Face it: We grow lilacs mainly for their flowers. In this respect, Miss Kim is similar to her Occidental cousin. Her blooms, which open two weeks or more after those of the common lilac, have more white in them, giving them a pleasantly icy appearance.

The flowers, like those of common lilac, are fragrant. Not to my nose deliciously so though because they have more of the aroma of privet (a lilac relative). For some reason, Miss Kim changes once she comes indoors, however, then becoming pleasantly and strongly fragrant, with even a single cluster of blossoms perfuming a whole room.

OTHER LILACS WORTH GROWING

Miss Kim is not the only lilac that is unlilac-like. There’s also the so-called early lilac (S. oblata) from Korea, which, besides blooming early, has loose panicles of flowers and nice autumn leaf color.

Japanese tree lilac (S. reticulata) is — what can I say? — from Japan and a tree, developing a hefty, single trunk and blooming a couple of weeks after common lilacs. The branches become smothered in frothy, white blooms which, unfortunately, smell very much like privet blooms.
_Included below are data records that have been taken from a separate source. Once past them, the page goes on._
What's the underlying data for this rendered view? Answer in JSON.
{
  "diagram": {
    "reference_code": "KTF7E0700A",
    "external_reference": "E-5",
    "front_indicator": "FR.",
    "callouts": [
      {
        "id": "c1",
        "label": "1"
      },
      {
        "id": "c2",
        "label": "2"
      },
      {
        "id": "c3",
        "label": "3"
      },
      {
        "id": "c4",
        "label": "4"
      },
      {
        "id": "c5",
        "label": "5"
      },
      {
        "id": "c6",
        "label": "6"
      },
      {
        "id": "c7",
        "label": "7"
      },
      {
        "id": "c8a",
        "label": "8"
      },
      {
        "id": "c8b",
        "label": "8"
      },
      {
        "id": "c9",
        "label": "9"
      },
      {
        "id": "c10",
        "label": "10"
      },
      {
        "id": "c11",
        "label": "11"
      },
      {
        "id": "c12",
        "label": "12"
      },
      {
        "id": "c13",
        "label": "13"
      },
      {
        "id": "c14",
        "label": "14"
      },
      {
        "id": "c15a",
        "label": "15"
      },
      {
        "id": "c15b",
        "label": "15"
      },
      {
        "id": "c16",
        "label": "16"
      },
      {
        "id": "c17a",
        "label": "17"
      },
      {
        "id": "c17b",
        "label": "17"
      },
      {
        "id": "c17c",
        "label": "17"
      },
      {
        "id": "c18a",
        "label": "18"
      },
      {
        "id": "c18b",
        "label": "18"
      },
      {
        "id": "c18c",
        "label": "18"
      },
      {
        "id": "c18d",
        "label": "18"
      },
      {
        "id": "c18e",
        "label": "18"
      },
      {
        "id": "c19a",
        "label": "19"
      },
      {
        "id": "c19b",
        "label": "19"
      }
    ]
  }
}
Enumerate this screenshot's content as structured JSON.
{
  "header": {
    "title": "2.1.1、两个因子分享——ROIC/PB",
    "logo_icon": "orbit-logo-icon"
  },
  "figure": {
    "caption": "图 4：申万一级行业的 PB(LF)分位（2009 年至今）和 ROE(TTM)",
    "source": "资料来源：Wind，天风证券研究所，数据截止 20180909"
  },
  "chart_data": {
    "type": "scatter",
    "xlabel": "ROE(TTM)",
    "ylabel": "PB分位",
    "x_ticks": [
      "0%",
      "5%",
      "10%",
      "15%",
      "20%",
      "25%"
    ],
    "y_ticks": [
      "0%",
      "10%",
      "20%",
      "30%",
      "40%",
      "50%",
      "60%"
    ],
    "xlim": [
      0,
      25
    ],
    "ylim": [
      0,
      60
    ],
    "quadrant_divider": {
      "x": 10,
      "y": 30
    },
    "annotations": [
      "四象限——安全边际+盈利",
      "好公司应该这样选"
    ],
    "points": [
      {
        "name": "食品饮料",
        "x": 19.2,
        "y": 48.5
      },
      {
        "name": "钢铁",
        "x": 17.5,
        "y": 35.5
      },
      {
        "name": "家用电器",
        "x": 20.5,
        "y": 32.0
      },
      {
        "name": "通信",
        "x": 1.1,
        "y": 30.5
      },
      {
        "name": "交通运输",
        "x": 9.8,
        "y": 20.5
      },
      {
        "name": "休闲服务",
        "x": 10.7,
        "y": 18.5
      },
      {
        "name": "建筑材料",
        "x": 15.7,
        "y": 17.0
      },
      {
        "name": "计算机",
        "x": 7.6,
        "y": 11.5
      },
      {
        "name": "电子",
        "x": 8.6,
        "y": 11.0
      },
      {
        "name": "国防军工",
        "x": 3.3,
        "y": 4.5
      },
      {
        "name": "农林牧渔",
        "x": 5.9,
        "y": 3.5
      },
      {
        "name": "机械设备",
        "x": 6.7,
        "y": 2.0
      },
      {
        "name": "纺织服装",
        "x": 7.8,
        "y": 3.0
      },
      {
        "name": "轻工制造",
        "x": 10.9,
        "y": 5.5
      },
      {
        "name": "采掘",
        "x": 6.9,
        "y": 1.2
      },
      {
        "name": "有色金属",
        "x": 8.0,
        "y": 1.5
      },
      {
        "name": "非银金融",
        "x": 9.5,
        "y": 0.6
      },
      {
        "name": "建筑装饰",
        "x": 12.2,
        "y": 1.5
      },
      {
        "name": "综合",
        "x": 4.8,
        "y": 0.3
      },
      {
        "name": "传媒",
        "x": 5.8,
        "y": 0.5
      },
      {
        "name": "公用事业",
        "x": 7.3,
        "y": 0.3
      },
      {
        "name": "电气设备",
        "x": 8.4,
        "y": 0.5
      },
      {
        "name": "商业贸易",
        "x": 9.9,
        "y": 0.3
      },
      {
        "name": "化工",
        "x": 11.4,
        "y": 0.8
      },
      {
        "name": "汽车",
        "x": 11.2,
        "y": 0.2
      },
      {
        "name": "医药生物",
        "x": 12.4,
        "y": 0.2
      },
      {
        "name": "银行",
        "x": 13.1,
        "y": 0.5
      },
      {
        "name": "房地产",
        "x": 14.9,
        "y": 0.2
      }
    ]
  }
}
Meyer lilac, from northern China, is unlilac-like in that its blooms develop all along the stems, covering the entire shrub from top to bottom.

Cutleaf lilac, from western China, is notable for having finely lobed leaves that give the whole bush a lacy texture.

All these unlilac-like lilacs have qualities that make them worth growing not instead of but in addition to the common lilac which, on the other side of the Pacific Ocean, is itself the unlilac-like lilac.